Extraction of Cuticular Waxes and Gas Chromatography-Mass Spectrometry (GC–MS) Analysis

Approximately 100 mg of leaves and stems of 6-week-old wild-type (WT) and transgenic Arabidopsis plants were removed. The sample is gently moistened with distilled water and then the tissue surface is tenderly drained with filter paper, after which they were placed in a reaction flask. Cuticular waxes were extracted described by immersing tissues for 1 min in 2 mL of chloroform containing 10 μg of tetracosane as an internal standard. The extracts were dried under a gentle stream of nitrogen gas. The dried wax residues were derivatized by adding 20 μL of silylation reagent (BSTFA) and 20 μL of pyridine and incubated for 40 min at 70°C. The chromatographic column used in the experiment adopts a universal (30 m × 0.25 mm × 0.25 μm) hp-5MS capillary column with polydimethylsiloxane as the stationary phase. The chromatographic conditions were the inlet temperature of 280°C, the column flow rate of 2 mL/min and a constant flow rate; the Aux-2 temperature of 280°C, helium as the carrier gas, sample injection without splitting and the injection volume of 1 μL. The mass spectrometry program is set to electron impact ionization mode, energy 70 eV, mass scanning range 50 ∼ 600 amu and full scanning mode.
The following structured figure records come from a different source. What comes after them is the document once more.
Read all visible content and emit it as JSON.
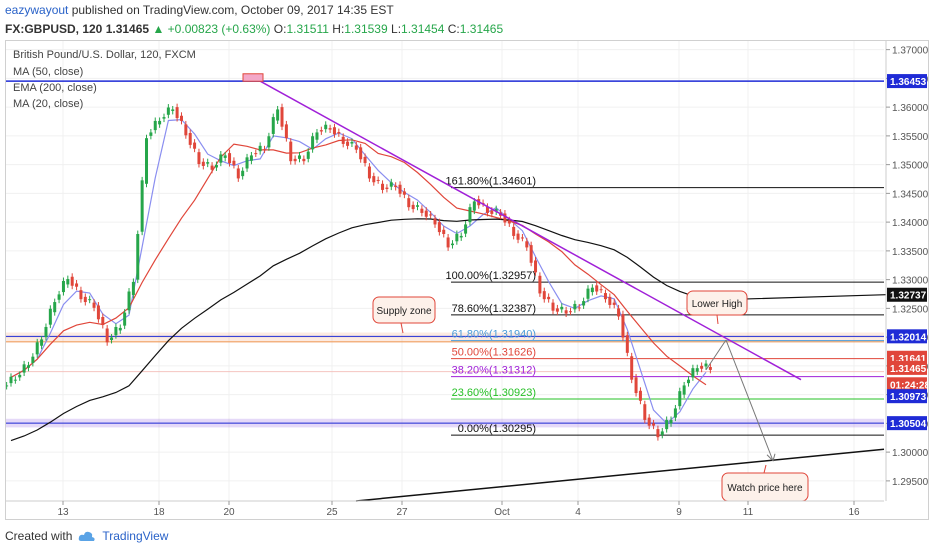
{
  "header": {
    "author": "eazywayout",
    "published_text": " published on TradingView.com, October 09, 2017 14:35 EST",
    "symbol": "FX:GBPUSD, 120",
    "last": "1.31465",
    "change_arrow": "▲",
    "change": "+0.00823 (+0.63%)",
    "o_label": "O:",
    "o": "1.31511",
    "h_label": "H:",
    "h": "1.31539",
    "l_label": "L:",
    "l": "1.31454",
    "c_label": "C:",
    "c": "1.31465"
  },
  "legend": {
    "title": "British Pound/U.S. Dollar, 120, FXCM",
    "ma50": "MA (50, close)",
    "ema200": "EMA (200, close)",
    "ma20": "MA (20, close)"
  },
  "footer": {
    "created_with": "Created with",
    "brand": "TradingView"
  },
  "colors": {
    "candle_up": "#26a64a",
    "candle_down": "#e0463a",
    "ma50": "#e0463a",
    "ema200": "#111111",
    "ma20": "#8a8ef0",
    "trendline": "#a020d8",
    "blue_line": "#1f2bd6",
    "accent": "#2962c8"
  },
  "chart_data": {
    "type": "candlestick",
    "symbol": "GBPUSD",
    "timeframe": "120",
    "ylim": [
      1.2915,
      1.3715
    ],
    "price_ticks": [
      "1.37000",
      "1.36500",
      "1.36000",
      "1.35500",
      "1.35000",
      "1.34500",
      "1.34000",
      "1.33500",
      "1.33000",
      "1.32500",
      "1.32000",
      "1.31500",
      "1.31000",
      "1.30500",
      "1.30000",
      "1.29500"
    ],
    "date_labels": [
      "13",
      "18",
      "20",
      "25",
      "27",
      "Oct",
      "4",
      "9",
      "11",
      "16"
    ],
    "close_path": [
      1.313,
      1.3155,
      1.32,
      1.3265,
      1.3305,
      1.327,
      1.3255,
      1.3195,
      1.322,
      1.33,
      1.355,
      1.358,
      1.36,
      1.3555,
      1.3505,
      1.3495,
      1.352,
      1.348,
      1.352,
      1.353,
      1.36,
      1.351,
      1.351,
      1.356,
      1.3565,
      1.354,
      1.353,
      1.348,
      1.346,
      1.3465,
      1.343,
      1.342,
      1.34,
      1.336,
      1.338,
      1.344,
      1.342,
      1.3415,
      1.338,
      1.336,
      1.328,
      1.325,
      1.3245,
      1.3255,
      1.329,
      1.327,
      1.324,
      1.313,
      1.306,
      1.303,
      1.306,
      1.312,
      1.315,
      1.3147
    ],
    "price_badges": [
      {
        "label": "1.36453",
        "price": 1.36453,
        "color": "#1f2bd6"
      },
      {
        "label": "1.32737",
        "price": 1.32737,
        "color": "#111111"
      },
      {
        "label": "1.32014",
        "price": 1.32014,
        "color": "#1f2bd6"
      },
      {
        "label": "1.31641",
        "price": 1.31641,
        "color": "#e0463a"
      },
      {
        "label": "1.31465",
        "price": 1.31465,
        "color": "#e0463a"
      },
      {
        "label": "01:24:28",
        "price": 1.3118,
        "color": "#e0463a"
      },
      {
        "label": "1.30973",
        "price": 1.30973,
        "color": "#1f2bd6"
      },
      {
        "label": "1.30504",
        "price": 1.30504,
        "color": "#1f2bd6"
      }
    ],
    "fib_levels": [
      {
        "label": "161.80%(1.34601)",
        "price": 1.34601,
        "color": "#111111"
      },
      {
        "label": "100.00%(1.32957)",
        "price": 1.32957,
        "color": "#111111"
      },
      {
        "label": "78.60%(1.32387)",
        "price": 1.32387,
        "color": "#111111"
      },
      {
        "label": "61.80%(1.31940)",
        "price": 1.3194,
        "color": "#4a9bd8"
      },
      {
        "label": "50.00%(1.31626)",
        "price": 1.31626,
        "color": "#e0463a"
      },
      {
        "label": "38.20%(1.31312)",
        "price": 1.31312,
        "color": "#a020d8"
      },
      {
        "label": "23.60%(1.30923)",
        "price": 1.30923,
        "color": "#26c026"
      },
      {
        "label": "0.00%(1.30295)",
        "price": 1.30295,
        "color": "#111111"
      }
    ],
    "annotations": [
      "Supply zone",
      "Lower High",
      "Watch price here"
    ],
    "indicators": [
      "MA (50, close)",
      "EMA (200, close)",
      "MA (20, close)"
    ]
  }
}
The temperature rise process is to hold at 50°C for 1 min, raise the temperature to 170°C at 20°C/min, and hold for 2 min; then raise the temperature to 300°C at 5°C/min and hold for 8 min. The ion peaks of various wax components are detected by GC–MS (GCMS-QP2010, Shimadzu, Agilent). According to the mass spectrum library to search and determine and compare the FID peak area data, the single wax compound was quantified relative to the internal standard. Three biological replicates were used for each sample. The specific methods used were described by Chen et al. (2011) and Liu et al. (2012).